7 signs your culture is sick -- Heh. That feels like a particularly appropriate opener, given my past week-plus. As I read Dan Rockwell's "sick" list, I could either recall an actual nonprofit board scenario that matched or envision tricky situations that could exist in that setting. Be sure to pay attention to his seven signs of a healthy culture. Culture is one of those things that remain largely invisible until it breaks down. The reminder of the types of actions and environmental factors that contribute to organizational health is a good one.
"The vision thing" - And why it matters to you - "You," as in you as an individual board member and "you" as a board. Erika Andersen's Forbes post resonates this week as I prepare to lead a vision session for a local start-up organization. It also resonates because of this brilliant quote:
Nonprofit employment trends -- What's really going on in the nonprofit sector? I don't know how often your board thinks about the sector beyond your own doors. But understanding the larger environment - locally if not nationally - is one way to keep governing bodies attuned to the forces that impact both your work today and your potential success in advancing that vision that Erika addresses above. This quick-read piece by the National Council of Nonprofits (an excellent resource for educating ourselves about the sector as a whole, by the way) gives us a taste of some of the employment-related issues to which boards and senior staff leaders should be aware. It's also an example of the kinds of easy-access resources available to boards to help them do a better job of educating themselves about the nonprofits that they lead.

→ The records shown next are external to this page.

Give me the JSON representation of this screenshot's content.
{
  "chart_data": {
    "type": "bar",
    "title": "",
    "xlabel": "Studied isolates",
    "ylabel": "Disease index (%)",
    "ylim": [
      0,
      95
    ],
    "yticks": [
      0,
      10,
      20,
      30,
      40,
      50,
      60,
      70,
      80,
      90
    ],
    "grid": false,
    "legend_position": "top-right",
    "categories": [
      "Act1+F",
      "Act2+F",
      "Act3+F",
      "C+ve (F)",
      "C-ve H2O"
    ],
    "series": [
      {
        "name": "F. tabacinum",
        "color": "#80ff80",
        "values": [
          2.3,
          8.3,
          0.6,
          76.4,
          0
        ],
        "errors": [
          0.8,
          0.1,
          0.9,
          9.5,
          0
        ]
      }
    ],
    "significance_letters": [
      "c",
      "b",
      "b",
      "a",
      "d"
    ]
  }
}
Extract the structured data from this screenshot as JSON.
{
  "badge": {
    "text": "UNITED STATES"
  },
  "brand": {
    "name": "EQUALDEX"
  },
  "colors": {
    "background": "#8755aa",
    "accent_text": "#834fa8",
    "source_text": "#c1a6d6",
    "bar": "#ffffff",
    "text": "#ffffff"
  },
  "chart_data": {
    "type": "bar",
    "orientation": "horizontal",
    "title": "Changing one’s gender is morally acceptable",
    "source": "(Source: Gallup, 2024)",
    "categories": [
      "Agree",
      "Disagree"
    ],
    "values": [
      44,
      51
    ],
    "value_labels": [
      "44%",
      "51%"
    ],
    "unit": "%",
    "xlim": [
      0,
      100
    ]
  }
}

Avoid these 9 leadership traps -- I'll close with this one, as a reminder that leadership requires a bit of bravery that we sometimes lose in the nonprofit boardroom. As I re-read this list just now, it sparked thinking about how we sometimes hunker down and accept whatever offers the least risk. Good, responsible stewardship of organizational resources is one thing (and a critical bottom line for boards). But it shouldn't be used as an excuse to settle for "good enough."